Six months after the car crash, Laurence hides the last letter Jennifer received from Anthony, hoping she does not remember the affair. Jennifer feels lost as she struggles to recover her memories. She begins finding several of the love letters from "Boot" hidden in her house, leading her to discover a postal box in her name that Laurence had closed. Jennifer confronts him, who claims Anthony had died in the crash.

Four years later, Jennifer bumps into Anthony, restoring her memories of their time together. He once again begs her to run away with him, but she refuses due to her two-year-old daughter. Enraged at Laurence for his lies, Jennifer asserts that she will stay with him only for their daughter, but vows to leave if he mistreats her. In turn, Laurence threatens to ruin Jennifer's reputation and gain sole custody of their daughter, as she would only be seen as an adulteress by the courts. This prompts Jennifer to escape with their daughter to go with Anthony.

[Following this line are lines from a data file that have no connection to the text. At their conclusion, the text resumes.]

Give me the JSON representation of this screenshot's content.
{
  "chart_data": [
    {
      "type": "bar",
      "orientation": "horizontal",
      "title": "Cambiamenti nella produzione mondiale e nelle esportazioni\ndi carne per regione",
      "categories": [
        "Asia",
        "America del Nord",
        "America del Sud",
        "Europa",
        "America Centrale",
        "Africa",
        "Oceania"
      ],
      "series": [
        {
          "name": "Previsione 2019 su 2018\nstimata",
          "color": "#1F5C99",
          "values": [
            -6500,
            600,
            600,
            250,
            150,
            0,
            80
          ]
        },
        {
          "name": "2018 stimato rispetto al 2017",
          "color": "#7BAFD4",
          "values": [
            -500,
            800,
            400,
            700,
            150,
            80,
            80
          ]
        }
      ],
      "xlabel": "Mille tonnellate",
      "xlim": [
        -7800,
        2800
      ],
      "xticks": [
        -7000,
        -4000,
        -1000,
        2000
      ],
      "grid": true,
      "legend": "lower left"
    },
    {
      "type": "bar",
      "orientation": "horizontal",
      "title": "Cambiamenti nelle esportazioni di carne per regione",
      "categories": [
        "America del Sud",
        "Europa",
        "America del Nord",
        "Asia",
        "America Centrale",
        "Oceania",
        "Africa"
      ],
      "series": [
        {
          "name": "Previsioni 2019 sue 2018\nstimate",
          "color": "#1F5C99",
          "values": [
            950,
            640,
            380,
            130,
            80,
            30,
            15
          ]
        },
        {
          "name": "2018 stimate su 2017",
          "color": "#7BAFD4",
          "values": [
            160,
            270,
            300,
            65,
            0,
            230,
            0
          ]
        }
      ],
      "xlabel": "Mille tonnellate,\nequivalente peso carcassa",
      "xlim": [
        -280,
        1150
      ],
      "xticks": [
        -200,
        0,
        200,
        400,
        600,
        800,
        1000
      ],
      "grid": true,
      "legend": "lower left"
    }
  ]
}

Discovering he has checked out of his hotel, she hurries to his workplace, but is informed by the editor that Anthony has already left. Forced to return to Laurence, Jennifer gives the bundle of love letters to the editor to be sent to Anthony if they hear from him.

In the present day, Ellie and Rory grow closer as they uncover more of the love letters. After spending the night with Rory, Ellie distances herself from him. She learns that Jennifer and Anthony are both alive and speaks to each of them.

After hearing their regrets and pain over their lost romance, Ellie decides to enter into a relationship with Rory, choosing to give romance another try and not live with regrets. Ellie convinces Anthony to write Jennifer one last letter, in which he asks her to meet him once again at Postman's Park. Ellie and Rory watch from a distance as the two lovers reunite.

==Cast==
- Felicity Jones as Ellie Haworth, a young journalist who uncovers a series of love letters in the archives in present-day London
- Callum Turner as Anthony O'Hare, a financial journalist who is writing a story about Laurence in the 1960s, Jennifer's lover
  - Ben Cross as older Anthony O'Hare
- Joe Alwyn as Laurence Stirling, Jennifer's husband in the 1960s who is a successful but stern industrialist
- Shailene Woodley as Jennifer Stirling, a socialite in the 1960s who has a perfect life, Laurence's wife, Anthony's lover
  - Diana Kent as older Jennifer Stirling
- Nabhaan Rizwan as Rory McCallan, an archivist who is a colleague of Haworth
- Ncuti Gatwa as Nick, a co-worker of Haworth
- Emma Appleton as Hannah
- Zoe Boyle as Anne

==Production==
In August 2019 it was announced that Augustine Frizzell would direct the film. It was announced that filming was set to begin on 14 October 2019 in Mallorca, and that Felicity Jones and Shailene Woodley would star and serve as executive producers. Production moved to the United Kingdom and wrapped after 45 days on 15 December 2019.

==Release==
In October 2019, Netflix acquired distribution rights to the film for the world excluding the United Kingdom, France, Germany, Australia, New Zealand, Scandinavia and China. It was released on Netflix in select territories on 23 July 2021. It was released in the United Kingdom and Ireland on 6 August 2021.

==Reception==
On the review aggregator website Rotten Tomatoes, the film holds an approval rating of 55% based on 71 reviews, with an average rating of 5.6/10. The website's consensus reads: " The Last Letter from Your Lover benefits from solid performances and a striking visual style, although its double dose of melodrama may prove too much for some viewers." On Metacritic, the film has a weighted average score of 57 out of 100 based on 19 critic reviews, indicating "mixed or average reviews".